Rating:
# CTFZone 2018 -- Help Mars!
> **Category**: PPC, OSINT
> **Description**:
> Hello!
> The Martians need your help. They are in contact with the H5N1 virus.
> We know that there is a universal vaccine (locus HW306977) on our planet.
> Find the substances on their planet that can be used to synthesize the vaccine.
> A large sample database is at your disposal.
> [mars_dna_samples.zip](./mars_dna_samples.zip).
> Your task is to select the right combination of samples (recipe). Result is
> the shortest (lowest count of samples used to synthesize the vaccine). If you
> find more than one shortest recipe - select the one, which has the longest code
> in each sample from start to end.
> Example:
> Code: 123456
> Samples (id,code):
> 1,4
> 2,6
> 3,12
> 4,34
> 5,56
> 6,45
> 7,123
> Available combinations
> 12-34-56
> 123-45-6
> 123-4-56
> Solving: 123 + 45 + 6
> Result: 7,6,2
> Flag is ctfzone{md5(Result)}
# Writeup
## Googling
To get the flag you first need to find genom sequence of H5N1 virus. Unfortunately,
there are lots of variants of this virus, and HW306977 hasn't been indexed by google.
So it took some time to find data archive of biology things, and here we found
a [record about HW306977](https://www.ncbi.nlm.nih.gov/nuccore/HW306977).
## Algorithm
### Method
The task is typical for [dynamic programming](https://en.wikipedia.org/wiki/Dynamic_programming).
We have a target sequence and hashmap sample_seq -> sample_ind, lets write a recursive function
that returns the smallest sequence of samples (only theirs ids) for some suffix of the
sequence: `f(suffix)`.
### Cache
The most important thing in dynamic programming is caching result of `f(..)`. If you can cache them,
your algorithm will be fast enoughh, if you don't it's polynomial asymptotic.
### Base case
If the suffix is empty, then the answer is obvious: `[]`.
### Body of recursion
After base case was checked, check that this prefix wasn't computed yet.

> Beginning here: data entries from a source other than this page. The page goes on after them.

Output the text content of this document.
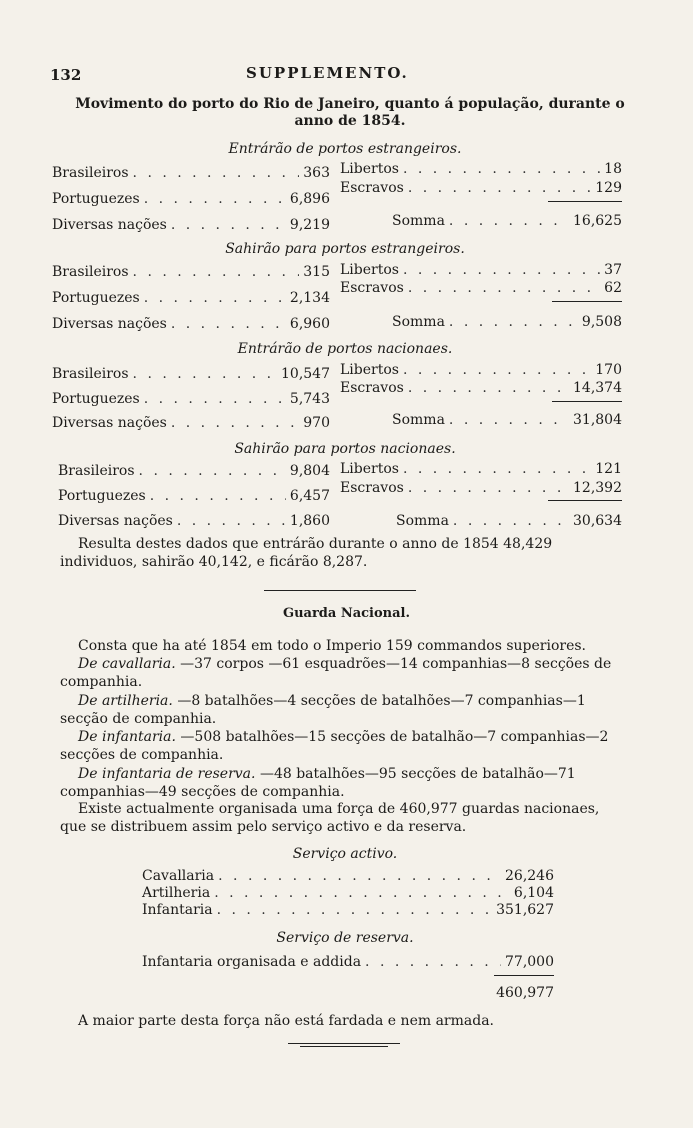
132	SUPPLEMENTO.
Movimento do porto do Rio de Janeiro, quanto á população, durante o anno de 1854.
Entrárão de portos estrangeiros.
Brasileiros . . .	363
Portuguezes . . .	6,896
Diversas nações . . .	9,219
Libertos . . .	18
Escravos . . .	129
Somma . . .	16,625
Sahirão para portos estrangeiros.
Brasileiros . . .	315
Portuguezes . . .	2,134
Diversas nações . . .	6,960
Libertos . . .	37
Escravos . . .	62
Somma . . .	9,508
Entrárão de portos nacionaes.
Brasileiros . . .	10,547
Portuguezes . . .	5,743
Diversas nações . . .	970
Libertos . . .	170
Escravos . . .	14,374
Somma . . .	31,804
Sahirão para portos nacionaes.
Brasileiros . . .	9,804
Portuguezes . . .	6,457
Diversas nações . . .	1,860
Libertos . . .	121
Escravos . . .	12,392
Somma . . .	30,634
Resulta destes dados que entrárão durante o anno de 1854 48,429 individuos, sahirão 40,142, e ficárão 8,287.
Guarda Nacional.
Consta que ha até 1854 em todo o Imperio 159 commandos superiores.
De cavallaria. —37 corpos —61 esquadrões—14 companhias—8 secções de companhia.
De artilheria. —8 batalhões—4 secções de batalhões—7 companhias—1 secção de companhia.
De infantaria. —508 batalhões—15 secções de batalhão—7 companhias—2 secções de companhia.
De infantaria de reserva. —48 batalhões—95 secções de batalhão—71 companhias—49 secções de companhia.
Existe actualmente organisada uma força de 460,977 guardas nacionaes, que se distribuem assim pelo serviço activo e da reserva.
Serviço activo.
Cavallaria . . .	26,246
Artilheria . . .	6,104
Infantaria . . .	351,627
Serviço de reserva.
Infantaria organisada e addida . . .	77,000
460,977
A maior parte desta força não está fardada e nem armada.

If it was, return the cached answer. If it wasn't, do this:
```python
def f(suffix):
# ... check for the base case
# ... look for a computed value in cache
best = None
for i in xrange(1, min(max_sample_len, len(suffix))+1):
if suffix[:i] not in sample_to_ind: continue
current = f(suffix[i:])
if (best is None and current is not None) or (best is not None and current is not None and len(best) > len(current)):
current.append(sample_to_its_ind[suffix[:i]])
best = current
# ... caching
return best
```
## Solver
[Here](./solve.py) you can take a look at my solver.